Diplomatie, La Marina BJ – Longtemps traité depuis des ambassades à compétence régionale, le Bénin accède enfin au rang de priorité diplomatique assumée : le Grand-Duché y envoie pour la première fois une ambassadrice résidente. Avec la nomination de Laure Huberty, Luxembourg-Ville acte un virage stratégique où l’expertise logistique et le pragmatisme financier priment sur l’aide au développement classique.
L’image a tout d’une formalité protocolaire. Son Excellence Mme Laure Huberty, ambassadrice du Grand-Duché de Luxembourg, remet les copies figurées de ses lettres de créance à Olushegun Adjadi Bakari, le patron de la diplomatie béninoise. Sauf que cette poignée de main marque une première historique : le Luxembourg a désormais une ambassadrice résidente à Cotonou. Une relation qui s’est construite par étapes : signature de l’Accord général de coopération en décembre 2022, ouverture de l’ambassade en septembre 2023, et aujourd’hui, l’élévation au plus haut rang diplomatique. Pour l’exécutif béninois, c’est la validation d’une stratégie d’attractivité visant des partenaires européens non conventionnels mais financièrement robustes.
Le business au cœur de la mallette diplomatique
Derrière le dernier geste diplomatique, les chiffres témoignent d’une montée en puissance. La feuille de route 2022–2026 affiche un budget indicatif de 62 millions d’euros. Ce triptyque de coopération, formation professionnelle, finance inclusive et digitalisation, épouse point par point les domaines d’excellence du Grand-Duché.
Lors de la 2e Commission de partenariat tenue en mai 2025 à Luxembourg-Ville, une rallonge budgétaire de 11,66 millions d’euros a été actée pour l’école béninoise des métiers du tourisme et de l’hôtellerie, en partenariat avec l’École d’hôtellerie et de tourisme du Luxembourg (EHTL). Mais l’enjeu dépasse le cadre social. Avec plus de 6 100 milliards d’euros d’actifs nets gérés par ses fonds d’investissement fin 2025, le Luxembourg cherche au Bénin un terrain d’application pour ses outils de finance innovante. Le programme FININOV (BEN/005), lancé officiellement en mars 2025, illustre cette ambition : transformer la microfinance béninoise par la digitalisation pour atteindre un taux d’inclusion financière de 85 % d’ici fin 2026.

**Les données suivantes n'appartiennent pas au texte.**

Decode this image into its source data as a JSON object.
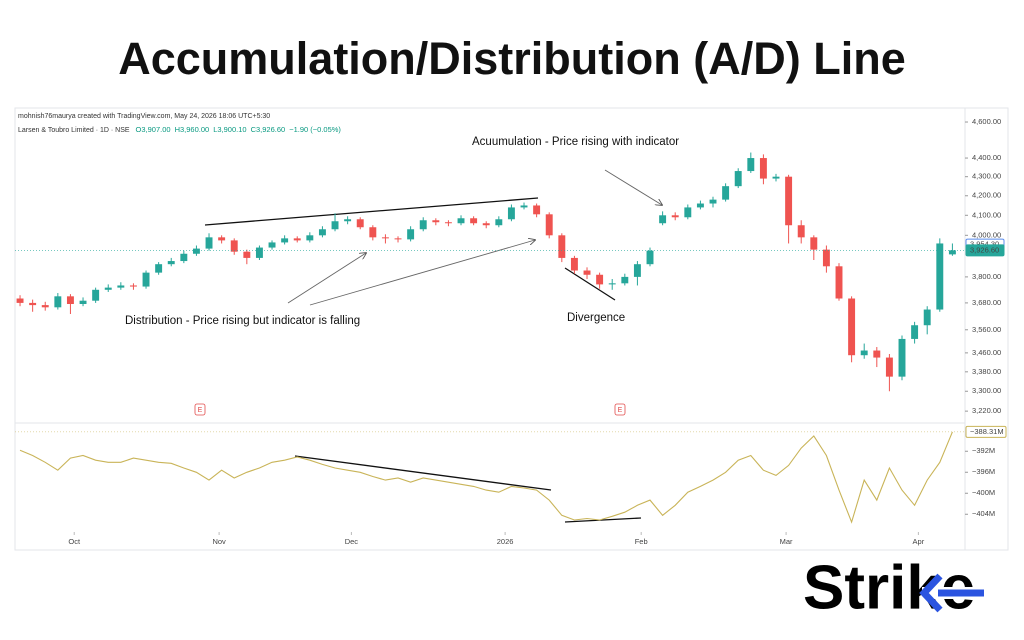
{
  "brand": "Strike",
  "chart_data": {
    "type": "candlestick",
    "title": "Accumulation/Distribution (A/D) Line",
    "attribution": "mohnish76maurya created with TradingView.com, May 24, 2026 18:06 UTC+5:30",
    "symbol": "Larsen & Toubro Limited · 1D · NSE",
    "legend_values": [
      "O3,907.00",
      "H3,960.00",
      "L3,900.10",
      "C3,926.60",
      "−1.90 (−0.05%)"
    ],
    "annotations": [
      "Acuumulation - Price rising with indicator",
      "Distribution - Price rising but indicator is falling",
      "Divergence"
    ],
    "event_labels": [
      "E",
      "E"
    ],
    "log_scale": true,
    "grid": false,
    "xlim": [
      -0.4,
      75
    ],
    "xticks": [
      {
        "value": 4.3,
        "label": "Oct"
      },
      {
        "value": 15.8,
        "label": "Nov"
      },
      {
        "value": 26.3,
        "label": "Dec"
      },
      {
        "value": 38.5,
        "label": "2026"
      },
      {
        "value": 49.3,
        "label": "Feb"
      },
      {
        "value": 60.8,
        "label": "Mar"
      },
      {
        "value": 71.3,
        "label": "Apr"
      }
    ],
    "ylim": [
      3185,
      4640
    ],
    "yticks": [
      {
        "value": 4600,
        "label": "4,600.00"
      },
      {
        "value": 4400,
        "label": "4,400.00"
      },
      {
        "value": 4300,
        "label": "4,300.00"
      },
      {
        "value": 4200,
        "label": "4,200.00"
      },
      {
        "value": 4100,
        "label": "4,100.00"
      },
      {
        "value": 4000,
        "label": "4,000.00"
      },
      {
        "value": 3800,
        "label": "3,800.00"
      },
      {
        "value": 3680,
        "label": "3,680.00"
      },
      {
        "value": 3560,
        "label": "3,560.00"
      },
      {
        "value": 3460,
        "label": "3,460.00"
      },
      {
        "value": 3380,
        "label": "3,380.00"
      },
      {
        "value": 3300,
        "label": "3,300.00"
      },
      {
        "value": 3220,
        "label": "3,220.00"
      }
    ],
    "price_labels": [
      {
        "value": 3954.3,
        "label": "3,954.30"
      },
      {
        "value": 3926.6,
        "label": "3,926.60"
      }
    ],
    "y2lim": [
      -407,
      -387
    ],
    "y2ticks": [
      {
        "value": -392,
        "label": "−392M"
      },
      {
        "value": -396,
        "label": "−396M"
      },
      {
        "value": -400,
        "label": "−400M"
      },
      {
        "value": -404,
        "label": "−404M"
      }
    ],
    "series": [
      {
        "type": "candlestick",
        "up_color": "#26a69a",
        "down_color": "#ef5350",
        "open": [
          3700,
          3680,
          3670,
          3660,
          3710,
          3675,
          3690,
          3740,
          3750,
          3760,
          3755,
          3820,
          3860,
          3875,
          3910,
          3935,
          3990,
          3975,
          3920,
          3890,
          3940,
          3965,
          3985,
          3975,
          4000,
          4030,
          4070,
          4080,
          4040,
          3990,
          3985,
          3980,
          4030,
          4075,
          4065,
          4060,
          4085,
          4060,
          4050,
          4080,
          4140,
          4150,
          4105,
          4000,
          3890,
          3830,
          3810,
          3765,
          3770,
          3800,
          3860,
          4060,
          4100,
          4090,
          4140,
          4160,
          4180,
          4250,
          4330,
          4400,
          4290,
          4300,
          4050,
          3990,
          3930,
          3850,
          3700,
          3450,
          3470,
          3440,
          3360,
          3520,
          3580,
          3650,
          3907
        ],
        "high": [
          3715,
          3695,
          3685,
          3725,
          3720,
          3705,
          3750,
          3765,
          3775,
          3770,
          3830,
          3870,
          3890,
          3925,
          3950,
          4010,
          4000,
          3985,
          3930,
          3950,
          3975,
          4000,
          3995,
          4015,
          4045,
          4110,
          4095,
          4090,
          4050,
          4005,
          3995,
          4045,
          4090,
          4085,
          4075,
          4100,
          4095,
          4070,
          4095,
          4155,
          4165,
          4160,
          4115,
          4010,
          3900,
          3845,
          3820,
          3790,
          3815,
          3875,
          3940,
          4120,
          4115,
          4155,
          4175,
          4195,
          4265,
          4345,
          4430,
          4420,
          4315,
          4310,
          4075,
          4000,
          3950,
          3865,
          3710,
          3500,
          3485,
          3455,
          3535,
          3595,
          3665,
          3985,
          3960
        ],
        "low": [
          3665,
          3640,
          3645,
          3650,
          3630,
          3665,
          3680,
          3730,
          3740,
          3740,
          3745,
          3810,
          3850,
          3865,
          3900,
          3925,
          3960,
          3905,
          3860,
          3880,
          3930,
          3955,
          3965,
          3965,
          3990,
          4020,
          4055,
          4030,
          3975,
          3960,
          3965,
          3970,
          4020,
          4050,
          4045,
          4050,
          4050,
          4035,
          4040,
          4070,
          4130,
          4090,
          3985,
          3870,
          3815,
          3790,
          3745,
          3740,
          3760,
          3760,
          3850,
          4050,
          4075,
          4080,
          4130,
          4140,
          4170,
          4240,
          4320,
          4260,
          4275,
          3960,
          3960,
          3880,
          3820,
          3690,
          3420,
          3435,
          3400,
          3300,
          3345,
          3500,
          3540,
          3640,
          3900.1
        ],
        "close": [
          3680,
          3670,
          3660,
          3710,
          3675,
          3690,
          3740,
          3750,
          3760,
          3755,
          3820,
          3860,
          3875,
          3910,
          3935,
          3990,
          3975,
          3920,
          3890,
          3940,
          3965,
          3985,
          3975,
          4000,
          4030,
          4070,
          4080,
          4040,
          3990,
          3985,
          3980,
          4030,
          4075,
          4065,
          4060,
          4085,
          4060,
          4050,
          4080,
          4140,
          4150,
          4105,
          4000,
          3890,
          3830,
          3810,
          3765,
          3770,
          3800,
          3860,
          3925,
          4100,
          4090,
          4140,
          4160,
          4180,
          4250,
          4330,
          4400,
          4290,
          4300,
          4050,
          3990,
          3930,
          3850,
          3700,
          3450,
          3470,
          3440,
          3360,
          3520,
          3580,
          3650,
          3960,
          3926.6
        ]
      },
      {
        "type": "line",
        "axis": "y2",
        "color": "#c9b458",
        "values": [
          -391.8,
          -392.8,
          -394.1,
          -395.6,
          -393.3,
          -392.8,
          -393.7,
          -394.1,
          -394.1,
          -393.3,
          -393.7,
          -394.1,
          -394.3,
          -395.2,
          -396.0,
          -397.5,
          -395.6,
          -397.1,
          -396.0,
          -395.2,
          -394.1,
          -393.7,
          -393.1,
          -393.7,
          -394.5,
          -395.2,
          -395.6,
          -396.0,
          -396.8,
          -397.5,
          -397.1,
          -397.9,
          -397.1,
          -397.5,
          -397.9,
          -398.3,
          -398.7,
          -399.4,
          -399.8,
          -398.7,
          -399.0,
          -399.4,
          -401.3,
          -404.2,
          -405.1,
          -404.8,
          -405.1,
          -404.4,
          -403.6,
          -402.3,
          -401.3,
          -404.2,
          -402.3,
          -399.8,
          -398.7,
          -397.5,
          -396.0,
          -393.7,
          -392.8,
          -395.6,
          -396.6,
          -394.7,
          -391.4,
          -389.1,
          -392.8,
          -399.4,
          -405.5,
          -397.5,
          -401.3,
          -395.2,
          -399.4,
          -402.3,
          -397.5,
          -394.1,
          -388.31
        ],
        "last_value_label": "−388.31M"
      }
    ]
  }
}
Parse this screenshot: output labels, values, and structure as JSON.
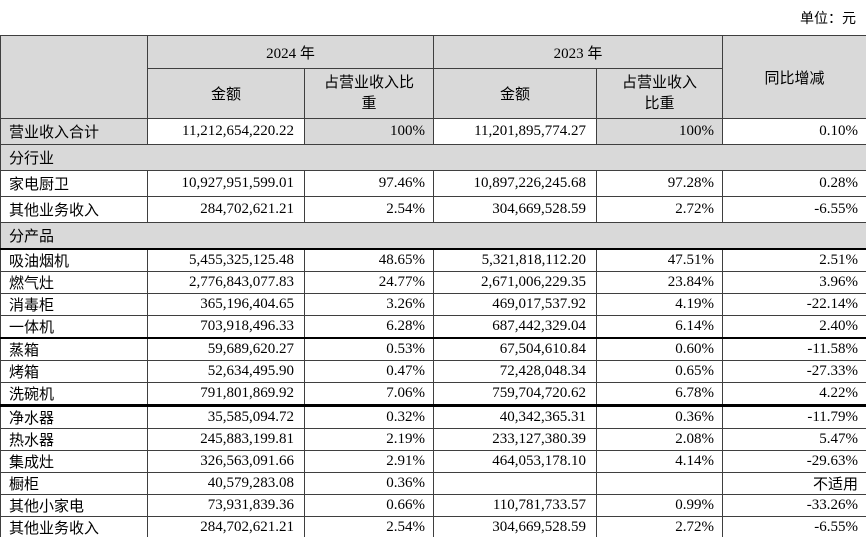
{
  "page": {
    "unit_label": "单位：元"
  },
  "table": {
    "header": {
      "year_2024": "2024 年",
      "year_2023": "2023 年",
      "amount": "金额",
      "proportion": "占营业收入比重",
      "yoy": "同比增减"
    },
    "rows": [
      {
        "type": "total",
        "label": "营业收入合计",
        "a24": "11,212,654,220.22",
        "p24": "100%",
        "a23": "11,201,895,774.27",
        "p23": "100%",
        "yoy": "0.10%"
      },
      {
        "type": "section",
        "label": "分行业"
      },
      {
        "type": "data",
        "label": "家电厨卫",
        "a24": "10,927,951,599.01",
        "p24": "97.46%",
        "a23": "10,897,226,245.68",
        "p23": "97.28%",
        "yoy": "0.28%"
      },
      {
        "type": "data",
        "label": "其他业务收入",
        "a24": "284,702,621.21",
        "p24": "2.54%",
        "a23": "304,669,528.59",
        "p23": "2.72%",
        "yoy": "-6.55%"
      },
      {
        "type": "section",
        "label": "分产品"
      },
      {
        "type": "data",
        "label": "吸油烟机",
        "a24": "5,455,325,125.48",
        "p24": "48.65%",
        "a23": "5,321,818,112.20",
        "p23": "47.51%",
        "yoy": "2.51%"
      },
      {
        "type": "data",
        "label": "燃气灶",
        "a24": "2,776,843,077.83",
        "p24": "24.77%",
        "a23": "2,671,006,229.35",
        "p23": "23.84%",
        "yoy": "3.96%"
      },
      {
        "type": "data",
        "label": "消毒柜",
        "a24": "365,196,404.65",
        "p24": "3.26%",
        "a23": "469,017,537.92",
        "p23": "4.19%",
        "yoy": "-22.14%"
      },
      {
        "type": "data",
        "label": "一体机",
        "a24": "703,918,496.33",
        "p24": "6.28%",
        "a23": "687,442,329.04",
        "p23": "6.14%",
        "yoy": "2.40%"
      },
      {
        "type": "data",
        "label": "蒸箱",
        "a24": "59,689,620.27",
        "p24": "0.53%",
        "a23": "67,504,610.84",
        "p23": "0.60%",
        "yoy": "-11.58%"
      },
      {
        "type": "data",
        "label": "烤箱",
        "a24": "52,634,495.90",
        "p24": "0.47%",
        "a23": "72,428,048.34",
        "p23": "0.65%",
        "yoy": "-27.33%"
      },
      {
        "type": "data",
        "label": "洗碗机",
        "a24": "791,801,869.92",
        "p24": "7.06%",
        "a23": "759,704,720.62",
        "p23": "6.78%",
        "yoy": "4.22%"
      },
      {
        "type": "data",
        "label": "净水器",
        "a24": "35,585,094.72",
        "p24": "0.32%",
        "a23": "40,342,365.31",
        "p23": "0.36%",
        "yoy": "-11.79%"
      },
      {
        "type": "data",
        "label": "热水器",
        "a24": "245,883,199.81",
        "p24": "2.19%",
        "a23": "233,127,380.39",
        "p23": "2.08%",
        "yoy": "5.47%"
      },
      {
        "type": "data",
        "label": "集成灶",
        "a24": "326,563,091.66",
        "p24": "2.91%",
        "a23": "464,053,178.10",
        "p23": "4.14%",
        "yoy": "-29.63%"
      },
      {
        "type": "data",
        "label": "橱柜",
        "a24": "40,579,283.08",
        "p24": "0.36%",
        "a23": "",
        "p23": "",
        "yoy": "不适用"
      },
      {
        "type": "data",
        "label": "其他小家电",
        "a24": "73,931,839.36",
        "p24": "0.66%",
        "a23": "110,781,733.57",
        "p23": "0.99%",
        "yoy": "-33.26%"
      },
      {
        "type": "data",
        "label": "其他业务收入",
        "a24": "284,702,621.21",
        "p24": "2.54%",
        "a23": "304,669,528.59",
        "p23": "2.72%",
        "yoy": "-6.55%"
      }
    ]
  },
  "colors": {
    "header_bg": "#d9d9d9",
    "section_bg": "#d9d9d9",
    "text": "#000000",
    "border": "#000000"
  }
}
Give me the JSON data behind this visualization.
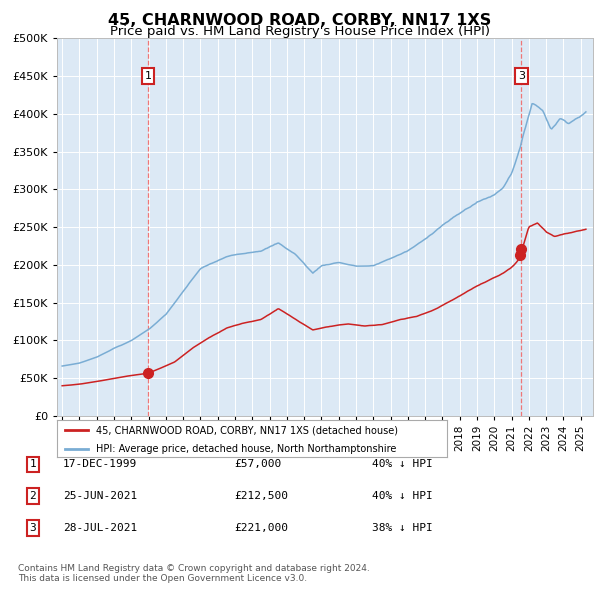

Le Port de Cotonou, le juge de paix
C’est sur les quais que se joue également la crédibilité de cet axe. En visitant le Port Autonome de Cotonou (PAC) dès sa prise de fonction, Laure Huberty a ciblé le nerf de la guerre. Le Luxembourg apporte son expertise pour la création d’un centre de formation aux métiers portuaires et logistiques, un projet crucial alors que le PAC entre dans une phase décisive de sa modernisation.
Le timing est chirurgical. Après une année 2023 marquée par les chocs régionaux, le Port de Cotonou affiche une résilience remarquée. Dans les derniers rapports de performance (CPPI), le port se distingue par une progression fulgurante de sa fluidité opérationnelle, dépassant certains de ses voisins immédiats. Pour le Luxembourg, pays siège de géants mondiaux du fret et de la logistique (comme Cargolux ou le groupe Vervaeke), investir dans le capital humain portuaire de Cotonou est un calcul tactique : sécuriser et optimiser les corridors logistiques vers l’hinterland.
Ce rapprochement illustre une tendance de fond : le Luxembourg intensifie sa présence auprès des États côtiers du Golfe de Guinée pour appuyer les efforts de stabilisation régionale. Pour un État comme le Grand-Duché, dépourvu de passé colonial dans la région, c’est une opportunité rare de bâtir une relation neuve, exempte des ambiguïtés historiques. Désormais dotés d’une ligne directe, Cotonou et Luxembourg passent de l’observation à l’exécution. Laure Huberty n’est pas seulement une cheffe de mission ; elle est le visage d’une diplomatie luxembourgeoise qui a choisi le Bénin pour affirmer ses ambitions africaines.